Qui est cet Algérien qui préfère le centre de rétention américain aux prisons algériennes ? Le quotidien espagnol El-Pais nous en parle …

 
  
Prochainement, 17 Algériens pourront quitter la base militaire américaine pour rejoindre leur pays. Sauf qu’au moins l’un d’entre eux refuse ce transfert et préfère rester à Guantanamo Bay. La terreur des geôles algériennes semble plus forte que le régime de haute sécurité américain.
Ahmed Bel Bacha, 38 ans, passe vingt-deux heures par jour dans une cellule de Guantanamo Bay qui, selon son avocat, est « un tombeau […] d’acier sans fenêtre ». Pourtant, il préfère y demeurer plutôt que d’être renvoyé dans son pays, l’Algérie.
Ahmed Bel Bacha est détenu depuis cinq ans dans la prison militaire américaine de Guantanamo Bay, à Cuba, mais, avec l’aide de maître Zachary Katznelson, de l’association de défense des droits de l’homme Reprieve, il bataille devant les tribunaux des Etats-Unis pour ne pas en sortir, ni être remis aux autorités algériennes. Une délégation de représentants de la police et de la diplomatie algériennes s’est rendue en juin dernier à Guantanamo Bay afin d’identifier les détenus algériens que le Pentagone souhaite renvoyer dans leur pays. On leur a présenté 26 prisonniers (sur un total de 360 terroristes présumés encore détenus sur place), mais la délégation n’en a reconnu que 17. Ceux-là seront rapatriés. « Ils seront jugés conformément à la législation algérienne, » a annoncé, le dimanche 29 juillet, le ministre de la Justice Tayeb Belaïz.

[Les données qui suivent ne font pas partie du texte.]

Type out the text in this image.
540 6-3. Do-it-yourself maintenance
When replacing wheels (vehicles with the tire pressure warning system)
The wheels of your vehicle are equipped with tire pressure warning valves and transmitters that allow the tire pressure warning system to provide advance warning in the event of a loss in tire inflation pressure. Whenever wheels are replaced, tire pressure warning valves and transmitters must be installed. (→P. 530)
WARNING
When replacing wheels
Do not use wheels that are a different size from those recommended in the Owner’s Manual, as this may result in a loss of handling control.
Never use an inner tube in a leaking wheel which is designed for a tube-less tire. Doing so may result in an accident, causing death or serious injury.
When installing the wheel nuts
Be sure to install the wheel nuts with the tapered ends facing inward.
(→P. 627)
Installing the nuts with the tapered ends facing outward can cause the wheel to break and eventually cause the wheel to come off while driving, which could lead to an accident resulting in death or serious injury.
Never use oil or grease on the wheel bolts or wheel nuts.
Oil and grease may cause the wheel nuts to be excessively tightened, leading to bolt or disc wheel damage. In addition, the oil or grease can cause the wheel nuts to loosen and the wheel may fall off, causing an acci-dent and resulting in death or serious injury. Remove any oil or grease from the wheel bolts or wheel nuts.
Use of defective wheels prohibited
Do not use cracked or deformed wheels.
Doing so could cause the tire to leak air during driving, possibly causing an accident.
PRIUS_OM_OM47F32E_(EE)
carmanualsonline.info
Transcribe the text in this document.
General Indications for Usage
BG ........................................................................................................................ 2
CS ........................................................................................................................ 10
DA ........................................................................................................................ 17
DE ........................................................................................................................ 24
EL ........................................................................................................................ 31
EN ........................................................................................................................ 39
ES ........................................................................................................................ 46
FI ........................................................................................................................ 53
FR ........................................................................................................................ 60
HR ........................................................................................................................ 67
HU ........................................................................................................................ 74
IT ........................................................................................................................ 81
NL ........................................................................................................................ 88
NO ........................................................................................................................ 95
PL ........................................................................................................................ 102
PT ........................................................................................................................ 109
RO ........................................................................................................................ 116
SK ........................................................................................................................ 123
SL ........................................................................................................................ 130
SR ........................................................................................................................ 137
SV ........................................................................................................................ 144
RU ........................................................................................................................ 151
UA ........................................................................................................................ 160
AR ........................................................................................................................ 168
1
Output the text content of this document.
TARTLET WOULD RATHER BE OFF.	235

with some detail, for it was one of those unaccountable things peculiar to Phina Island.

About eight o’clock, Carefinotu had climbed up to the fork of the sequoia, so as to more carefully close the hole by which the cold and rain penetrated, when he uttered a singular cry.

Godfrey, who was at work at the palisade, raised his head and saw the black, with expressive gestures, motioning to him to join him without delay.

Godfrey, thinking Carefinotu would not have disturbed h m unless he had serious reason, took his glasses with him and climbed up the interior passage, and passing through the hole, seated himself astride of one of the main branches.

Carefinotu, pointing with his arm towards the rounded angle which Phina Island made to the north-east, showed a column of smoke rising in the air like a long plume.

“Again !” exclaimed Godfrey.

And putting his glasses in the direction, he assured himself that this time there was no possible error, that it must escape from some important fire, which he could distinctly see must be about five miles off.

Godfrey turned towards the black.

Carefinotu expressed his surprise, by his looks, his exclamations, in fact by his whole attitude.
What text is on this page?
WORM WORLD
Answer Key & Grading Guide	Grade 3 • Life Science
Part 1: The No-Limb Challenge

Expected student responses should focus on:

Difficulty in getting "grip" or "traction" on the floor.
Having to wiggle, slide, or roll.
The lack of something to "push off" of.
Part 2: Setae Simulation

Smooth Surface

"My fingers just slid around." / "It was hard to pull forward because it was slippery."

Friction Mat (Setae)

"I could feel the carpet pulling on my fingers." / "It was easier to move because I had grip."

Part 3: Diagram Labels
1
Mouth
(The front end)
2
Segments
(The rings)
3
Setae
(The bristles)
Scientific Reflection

« Ahmed Bel Bacha a si peur d’être transféré vers l’Algérie et d’y être traité en terroriste qu’il préfère rester à Guantanamo Bay, aussi incroyable et surréaliste que cela puisse paraître, » assure Zachary Katznelson dans un entretien qu’il a accordé à El País. Pourtant, dans la prison américaine, l’Algérien est l’un des détenus les moins bien traités. « Il est au Camp 6, une zone de très haute sécurité, de création relativement récente, dans laquelle il a été transféré en décembre 2006″, précise l’avocat. Deux mois plus tard, poursuit-il, les autorités américaines ont reconnu que Bel Bacha ‘n’avait aucun lien avec des organisations terroristes et ne représentait aucune menace. » Zachary Katznelson exprime ainsi son indignation : « Malgré tout, sans explication, il a été maintenu dans ce type de cellule. » Lorsque l’homme de loi lui rend visite à Guantnamo Bay, le prisonnier est maintenu au sol les mains menottées.

Ahmed Bel Bacha, qui a été emprisonné au Pakistan, a toujours clamé son innocence. Il a fui l’Algérie à la fin des années 1990 aux derniers coups de canon de la guerre civile larvée qui ravageait son pays. Il était comptable dans l’entreprise publique Sonatrach et venait d’être mobilisé pour la énième fois. Il émigre alors vers le Royaume-Uni et demande l’asile. Alors qu’il attend une réponse, il trouve du travail comme agent d’entretien à l’hôtel Highcliff, à Bournemouth. En 1999, raconte le quotidien britannique The Times dans son édition du 31 juillet, il fait ainsi le ménage dans la chambre de John Prescott, alors vice-Premier ministre, qui lui donne un pourboire de 44 euros. Ahmed Bel Bacha raconte qu’en juillet 2001 des amis le persuadent de se rendre au Pakistan pour y suivre un enseignement religieux, qui le conduira en Afghanistan. En décembre de la même année, il est capturé par des paysans près de Peshawar et remis aux autorités pakistanaises, qui, à leur tour, le confient aux Américains.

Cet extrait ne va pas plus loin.